Gathering together both her courage and some of her Smith English compositions, she went to the offices of the Atlanta Journal, in an old, five-story, red brick building that rose in grimy ruggedness above the railroad tracks on Forsyth Street. Peggy asked for an interview with city editor Harlee Branch and, after a two-hour wait, she was finally ushered to his desk in the paper-and-spittoon-cluttered city room and began her assault. Branch was a tough-talking old pro who did not much approve of women in newspaper offices and who was as proud of his all-male staff’s ability to drink hard as he was of their ability to work hard. He later said he was impressed by Peggy Mitchell’s earnestness and the way she had gone about asking for a job, and he claimed he would have given her one but for the fact that the only women reporters on the paper worked on the Sunday magazine and the society sections, and he did not feel the time had come for the Journal to hire “regular” women reporters.

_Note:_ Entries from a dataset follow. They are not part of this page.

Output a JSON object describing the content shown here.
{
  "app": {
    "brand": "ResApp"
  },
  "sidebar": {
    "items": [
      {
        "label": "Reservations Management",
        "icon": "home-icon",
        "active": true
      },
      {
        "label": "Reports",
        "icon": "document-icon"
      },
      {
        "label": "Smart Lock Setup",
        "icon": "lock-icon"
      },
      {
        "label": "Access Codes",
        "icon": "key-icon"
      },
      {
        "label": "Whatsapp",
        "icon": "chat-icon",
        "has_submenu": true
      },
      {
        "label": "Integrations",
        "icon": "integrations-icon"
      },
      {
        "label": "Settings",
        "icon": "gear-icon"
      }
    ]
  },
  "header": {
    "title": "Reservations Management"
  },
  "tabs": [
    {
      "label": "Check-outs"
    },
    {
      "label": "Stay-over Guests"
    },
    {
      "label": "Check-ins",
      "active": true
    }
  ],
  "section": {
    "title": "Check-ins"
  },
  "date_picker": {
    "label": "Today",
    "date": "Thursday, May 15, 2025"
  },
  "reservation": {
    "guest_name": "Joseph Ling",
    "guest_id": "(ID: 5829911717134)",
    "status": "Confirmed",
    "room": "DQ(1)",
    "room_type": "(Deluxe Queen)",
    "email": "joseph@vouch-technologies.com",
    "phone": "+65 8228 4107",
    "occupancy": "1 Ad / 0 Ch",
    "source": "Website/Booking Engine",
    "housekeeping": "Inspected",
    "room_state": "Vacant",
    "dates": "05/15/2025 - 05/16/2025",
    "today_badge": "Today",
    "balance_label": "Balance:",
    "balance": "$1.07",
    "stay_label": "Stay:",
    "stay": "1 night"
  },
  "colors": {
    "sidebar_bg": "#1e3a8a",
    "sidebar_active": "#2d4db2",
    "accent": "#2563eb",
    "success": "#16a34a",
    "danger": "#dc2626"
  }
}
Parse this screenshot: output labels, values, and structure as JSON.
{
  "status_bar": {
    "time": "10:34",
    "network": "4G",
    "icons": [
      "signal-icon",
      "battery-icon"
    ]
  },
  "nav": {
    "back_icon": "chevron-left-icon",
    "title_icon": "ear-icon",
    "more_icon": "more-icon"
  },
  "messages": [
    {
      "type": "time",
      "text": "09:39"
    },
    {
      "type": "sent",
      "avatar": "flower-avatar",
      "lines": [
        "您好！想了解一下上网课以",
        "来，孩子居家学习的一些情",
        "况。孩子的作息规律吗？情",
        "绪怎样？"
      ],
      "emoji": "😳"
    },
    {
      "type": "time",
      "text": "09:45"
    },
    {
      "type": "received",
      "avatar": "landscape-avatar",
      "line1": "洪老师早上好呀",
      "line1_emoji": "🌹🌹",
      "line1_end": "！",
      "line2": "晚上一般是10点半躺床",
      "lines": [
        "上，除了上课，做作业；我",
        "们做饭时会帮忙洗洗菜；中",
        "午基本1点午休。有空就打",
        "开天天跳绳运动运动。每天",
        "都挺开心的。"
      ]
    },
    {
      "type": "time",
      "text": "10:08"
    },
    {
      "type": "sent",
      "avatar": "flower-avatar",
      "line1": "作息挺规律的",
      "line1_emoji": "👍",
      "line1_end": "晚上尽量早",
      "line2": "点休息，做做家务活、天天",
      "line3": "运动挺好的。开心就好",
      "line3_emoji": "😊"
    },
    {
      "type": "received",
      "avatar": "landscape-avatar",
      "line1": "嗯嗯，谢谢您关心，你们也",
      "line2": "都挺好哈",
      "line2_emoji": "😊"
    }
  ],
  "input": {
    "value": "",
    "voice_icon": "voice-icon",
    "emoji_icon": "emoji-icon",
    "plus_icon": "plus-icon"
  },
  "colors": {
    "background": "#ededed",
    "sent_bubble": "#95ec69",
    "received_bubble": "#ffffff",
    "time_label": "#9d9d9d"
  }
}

Peggy went back to John with this news, and he wasted no time in contacting Medora Field Perkerson, whom he had known when he had worked as a copy editor for the Atlanta Journal Magazine, to tell her about Peggy. Medora was married to Angus Perkerson, the magazine’s editor, and was herself the assistant editor. She suggested that the young woman call Angus for an appointment.
Perkerson was the dour Scotsman that his name suggested. Yet, he was a mild-mannered, gentle man, and those close to the Perkersons felt that he made few moves without Medora’s approval. His wife had liked the idea of a former debutante working on the Sunday magazine, believing it might lead to some good society stories, and, as a woman staff writer was quitting to get married, Angus agreed to see Mrs. Upshaw. When Peggy — weighing less than ninety pounds and looking about sixteen in her boyish suit, a beret pulled down gamine-fashion over one eye — walked into his office, he was not at all sure Medora’s first instincts had been sound. But the more Peggy talked, glibly exaggerating her experience, telling him of her brief — and, he was certain, nonexistent — newspaper job on the Springfield Republican, and “swearing she was a speed-demon on a Remington,” the more he became convinced that his wife was right. Mrs. Upshaw would make a good newspaper reporter, for she knew how to talk her way into someone’s confidence. By the time she left the office, Peggy had been hired as a cub reporter at twenty-five dollars a week, the lowest pay on the paper, and with the warning that she was only on trial.